Henning Klevjer analyzes such attacks in his latest research paper

Aug 31, 2012 12:21 GMT  ·  By

In a paper he recently released, Henning Klevjer – an information security student at the University of Oslo in Norway –, shows that cybercriminals may improve phishing attacks by relying on the communications standard known as the uniform resource identifier (URI).

The expert explains that attackers could develop stand-alone phishing pages, the content of which can be encoded in Base64 to mask its real intentions. This encoded page can be then placed inside a URI.

Basically, URIs are URLs that don’t point to remote locations. Instead, they include all the data that’s displayed to the user.

According to Paul Roberts of Sophos, Klevjer demonstrated his findings by creating a fake Wikipedia webpage by utilizing this technique. Apparently, he was able to shrink the fairly large URI (24,682 characters) into only 26 characters by using URL shortening services – which apparently play a key role in these attacks.

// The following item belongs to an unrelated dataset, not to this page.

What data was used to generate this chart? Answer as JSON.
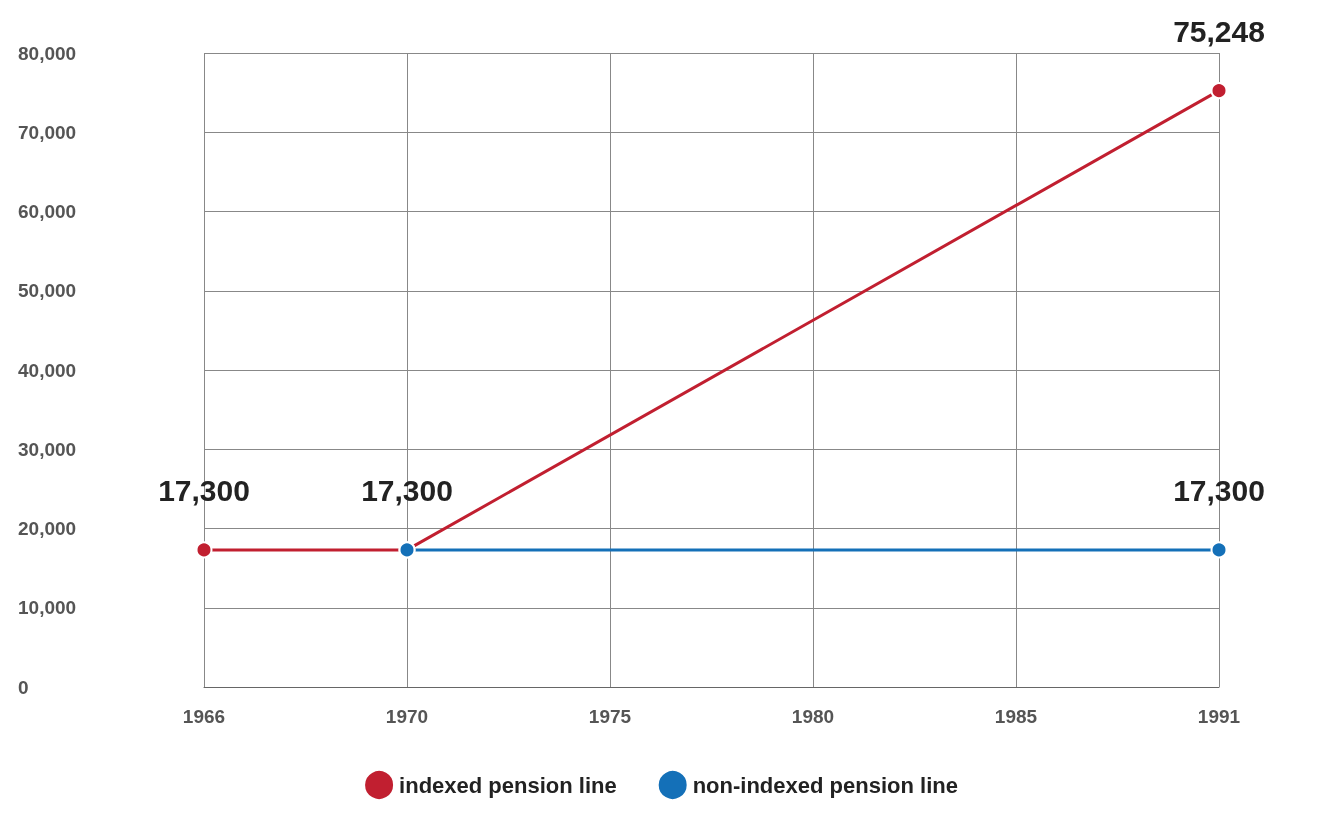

“The problem is that there are few defenses against this type of phishing. The web browser will not connect to any external resource to display the phish, unless images are included from remote sites (they could also be embedded). The only limit is whatever size limit to URLs the browser imposes,” Johannes Ullrich of SANS explained.

“From a phishing perspective, this will allow inserting the form, but you will still need a web server to receive the data. Unless of course, you can exfiltrate this via DNS.”

The use of URIs for malicious purposes is not new, but it’s clear that as more research goes into this topic, cybercriminals will turn their attention to it.

Currently, some web browsers are designed to mitigate such attacks. For instance, Chrome blocks redirection to data URLs and newer versions of Internet Explorer limit the amount of data that can be packed into them. However, Opera and Firefox execute them without any difficulties.